In the above mentioned diagnosing apparatus displaying the ultrasonic three-dimensional image, the living body is scanned with the ultrasonic wave in a three-dimensional manner. In Japanese Patent Application Laid-open Publication Kokai Hei 2-265536, there is disclosed an ultrasonic diagnosing apparatus. As shown in FIG. 1, within an ultrasonic probe 101, an ultrasonic vibrating element 102 is rotated by means of a shaft 103 to effect the radial scan, and at the same time the ultrasonic vibrating element 102 is linearly moved in a direction parallel with a longitudinal axis of the ultrasonic probe 101 to perform a linear scan. In this manner, a cavity wall 104 is scanned spirally with the ultrasonic wave and echo data of a three-dimensional region is obtained.

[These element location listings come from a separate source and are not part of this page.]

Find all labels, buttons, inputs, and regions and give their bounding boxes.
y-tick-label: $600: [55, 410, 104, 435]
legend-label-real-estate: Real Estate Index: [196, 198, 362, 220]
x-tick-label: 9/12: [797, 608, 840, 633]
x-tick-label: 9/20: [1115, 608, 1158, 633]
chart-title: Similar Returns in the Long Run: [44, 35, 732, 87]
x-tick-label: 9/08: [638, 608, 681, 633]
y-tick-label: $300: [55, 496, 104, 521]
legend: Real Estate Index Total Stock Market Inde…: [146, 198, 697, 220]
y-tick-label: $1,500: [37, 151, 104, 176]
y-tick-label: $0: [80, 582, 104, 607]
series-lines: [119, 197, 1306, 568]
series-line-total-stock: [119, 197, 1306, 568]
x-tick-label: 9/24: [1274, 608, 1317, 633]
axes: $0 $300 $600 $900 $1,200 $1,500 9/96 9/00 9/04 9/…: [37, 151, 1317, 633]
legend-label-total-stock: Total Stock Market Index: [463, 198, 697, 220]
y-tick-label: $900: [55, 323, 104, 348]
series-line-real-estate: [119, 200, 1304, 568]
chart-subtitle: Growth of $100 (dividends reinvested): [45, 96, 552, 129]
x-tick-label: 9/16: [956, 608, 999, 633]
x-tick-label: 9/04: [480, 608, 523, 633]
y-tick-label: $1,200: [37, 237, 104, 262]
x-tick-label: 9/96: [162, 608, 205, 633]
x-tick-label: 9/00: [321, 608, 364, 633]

In this known ultrasonic image diagnosing apparatus, the radial scan and linear scan are carried out in synchronism with each other, so that although the scanning speed is changed, a relative speed of these two scans is not changed, and therefore the three-dimensional ultrasonic image can be obtained always under the same condition.
However, the inventors have found that this known apparatus could be further improved in the following points. That is, in order to obtain a useful three-dimensional ultrasonic image for diagnosis, it is necessary to confirm by the radial scan whether or not a desired area of the cavity wall could be actually observed in the three-dimensional image prior to picking-up the echo data of the three-dimensional region. However, in case of performing this confirmation, when a region of interest (ROI) or a desired area 105 to be diagnosed is positioned near an edge of a three-dimensional scan range as illustrated in FIG. 1, only a portion of the desired area 105 denoted by hatchings can be observed. Moreover, even if an operator can operate the ultrasonic probe such that the desired area 105 is correctly positioned at an origin of the linear scan, i.e. a distal end of the ultrasonic probe 101, it is not always possible to obtain a three-dimensional ultrasonic image including the desired area 105, because the origin of the three-dimensional scan is situated at an edge of the scanning range.
In order to avoid the above problem, one might consider to operate manually the ultrasonic probe 1 such that the desired region, i.e. a region of interest 105 is positioned at about a middle point of the linear scan range. However, in this case, a movement of the ultrasonic probe 101 has to be presumed and thus the operation becomes very cumbersome. Moreover, it can not be guaranteed that the region of interest 105 is positively included in the scanning range. It is further considered that once a three-dimensional image has been constructed to confirm that the region of interest is contained in the image, the picking-up or storing of the echo data is initiated. In this case, the construction of the three-dimensional image requires a long time, so that the confirmation also requires a long time.